An untold number of U.S. healthcare workers have come down with the virus, and Link acknowledged that his staffers are apprehensive about the days ahead.

“That's natural and logical,” Link said. “We go to great lengths to prepare them...But no matter what you say to people, it just feels like almost like the air is dangerous.”

Bellevue’s nursing staff has come up with its own “ingenious” workarounds to enhance their safety, Link said. One example: they rigged the IV lines and medication pumps in such a way that they don’t always have to enter a patient’s room to adjust medications.

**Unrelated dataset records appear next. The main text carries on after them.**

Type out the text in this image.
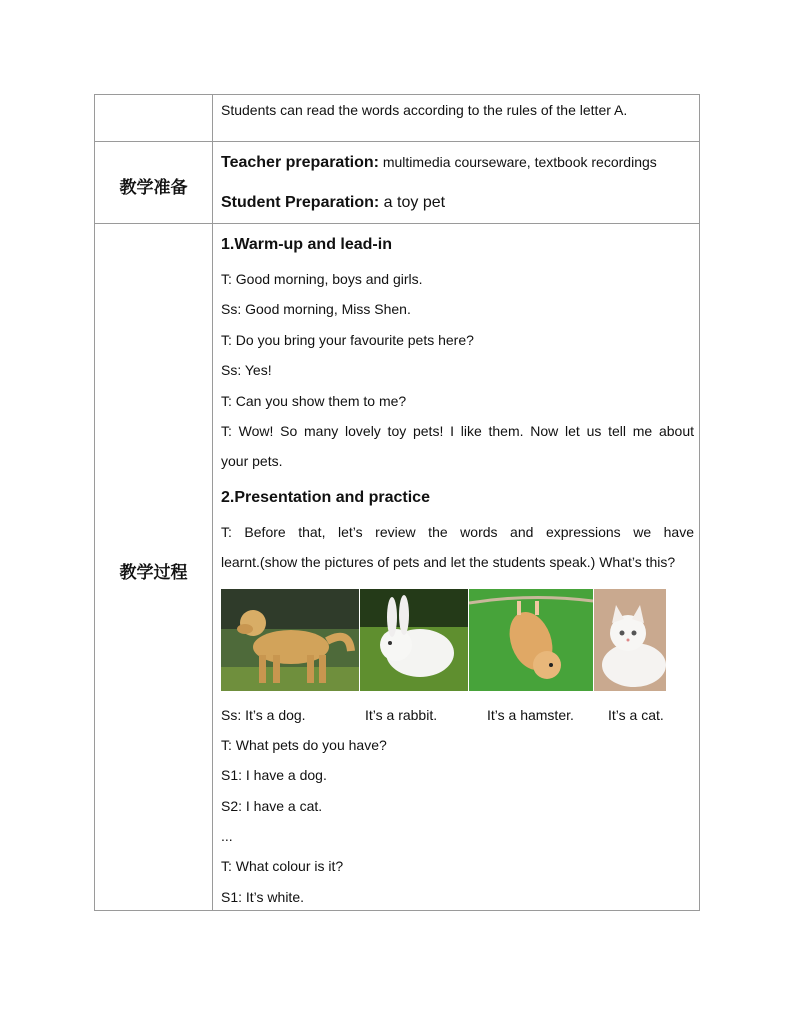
Students can read the words according to the rules of the letter A.
教学准备
Teacher preparation: multimedia courseware, textbook recordings
Student Preparation: a toy pet
教学过程
1.Warm-up and lead-in
T: Good morning, boys and girls.
Ss: Good morning, Miss Shen.
T: Do you bring your favourite pets here?
Ss: Yes!
T: Can you show them to me?
T: Wow! So many lovely toy pets! I like them. Now let us tell me about
your pets.
2.Presentation and practice
T: Before that, let’s review the words and expressions we have
learnt.(show the pictures of pets and let the students speak.) What’s this?
Ss: It’s a dog.	It’s a rabbit.	It’s a hamster. It’s a cat.
T: What pets do you have?
S1: I have a dog.
S2: I have a cat.
...
T: What colour is it?
S1: It’s white.
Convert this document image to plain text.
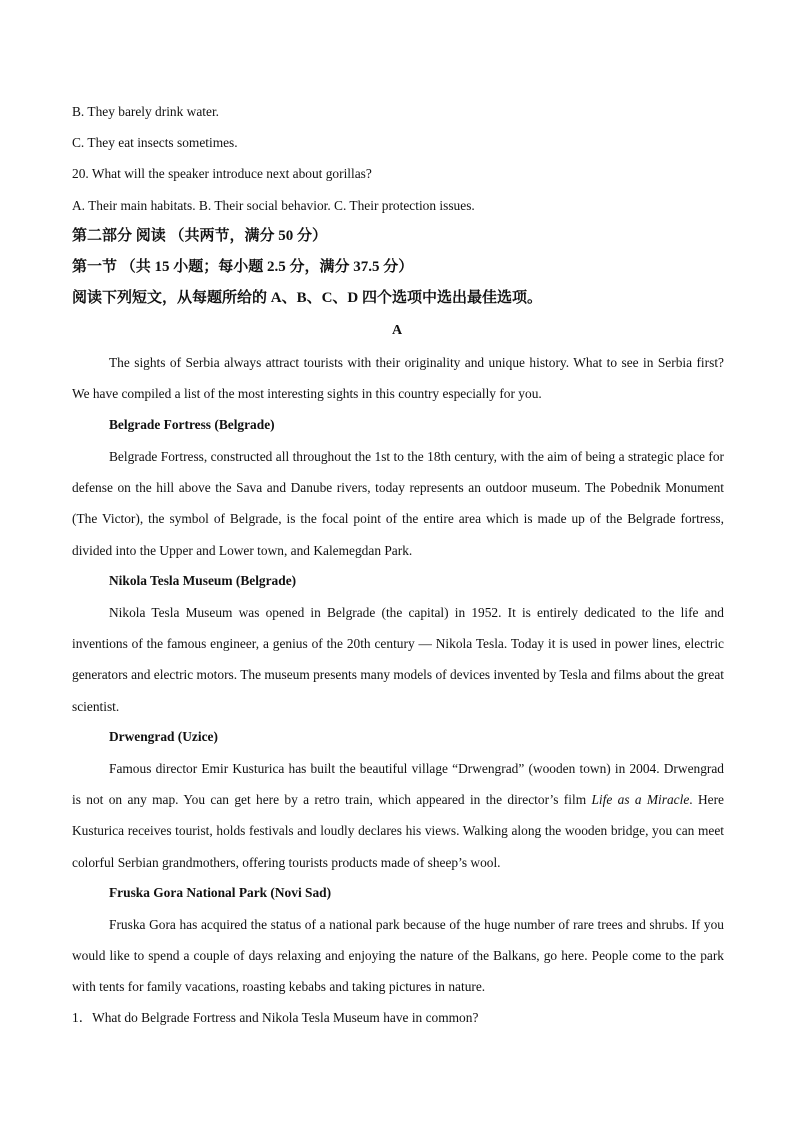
B. They barely drink water.
C. They eat insects sometimes.
20. What will the speaker introduce next about gorillas?
A. Their main habitats. B. Their social behavior. C. Their protection issues.
第二部分 阅读 （共两节，满分 50 分）
第一节 （共 15 小题；每小题 2.5 分，满分 37.5 分）
阅读下列短文，从每题所给的 A、B、C、D 四个选项中选出最佳选项。
A
The sights of Serbia always attract tourists with their originality and unique history. What to see in Serbia first? We have compiled a list of the most interesting sights in this country especially for you.
Belgrade Fortress (Belgrade)
Belgrade Fortress, constructed all throughout the 1st to the 18th century, with the aim of being a strategic place for defense on the hill above the Sava and Danube rivers, today represents an outdoor museum. The Pobednik Monument (The Victor), the symbol of Belgrade, is the focal point of the entire area which is made up of the Belgrade fortress, divided into the Upper and Lower town, and Kalemegdan Park.
Nikola Tesla Museum (Belgrade)
Nikola Tesla Museum was opened in Belgrade (the capital) in 1952. It is entirely dedicated to the life and inventions of the famous engineer, a genius of the 20th century — Nikola Tesla. Today it is used in power lines, electric generators and electric motors. The museum presents many models of devices invented by Tesla and films about the great scientist.
Drwengrad (Uzice)
Famous director Emir Kusturica has built the beautiful village “Drwengrad” (wooden town) in 2004. Drwengrad is not on any map. You can get here by a retro train, which appeared in the director’s film Life as a Miracle. Here Kusturica receives tourist, holds festivals and loudly declares his views. Walking along the wooden bridge, you can meet colorful Serbian grandmothers, offering tourists products made of sheep’s wool.
Fruska Gora National Park (Novi Sad)
Fruska Gora has acquired the status of a national park because of the huge number of rare trees and shrubs. If you would like to spend a couple of days relaxing and enjoying the nature of the Balkans, go here. People come to the park with tents for family vacations, roasting kebabs and taking pictures in nature.
1．What do Belgrade Fortress and Nikola Tesla Museum have in common?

“We’re going to keep this up as long as we have to,” Link said.

He implored Americans to heed the orders to stay home and limit their social interactions. Link also pushed back strongly against the idea of letting the virus “run its course” rather than shutting down normal American life.

“If 200 million people in this country were infected, we would have six million deaths,” Link said. That's a Holocaust-magnitude number. That would be completely unthinkable.”

“The only real solution right now is the crackdown that we are trying to achieve across the country,” he added. “And I would say every city, every American needs to do this right now. It's our best chance of taking the edge off the growth so that we can get it under control and begin to take next steps.”

CORRECTION (April 14, 2020, 11:05 a.m. ET): An earlier version of this article included a quotation from an ER resident at Bellevue Hospital, originally published in the Sarasota Herald-Tribune, that she said misidentified the hospital where there were shortages of equipment. The doctor said she was referring to shortages at another hospital where she was working, not Bellevue. The quotation has been removed.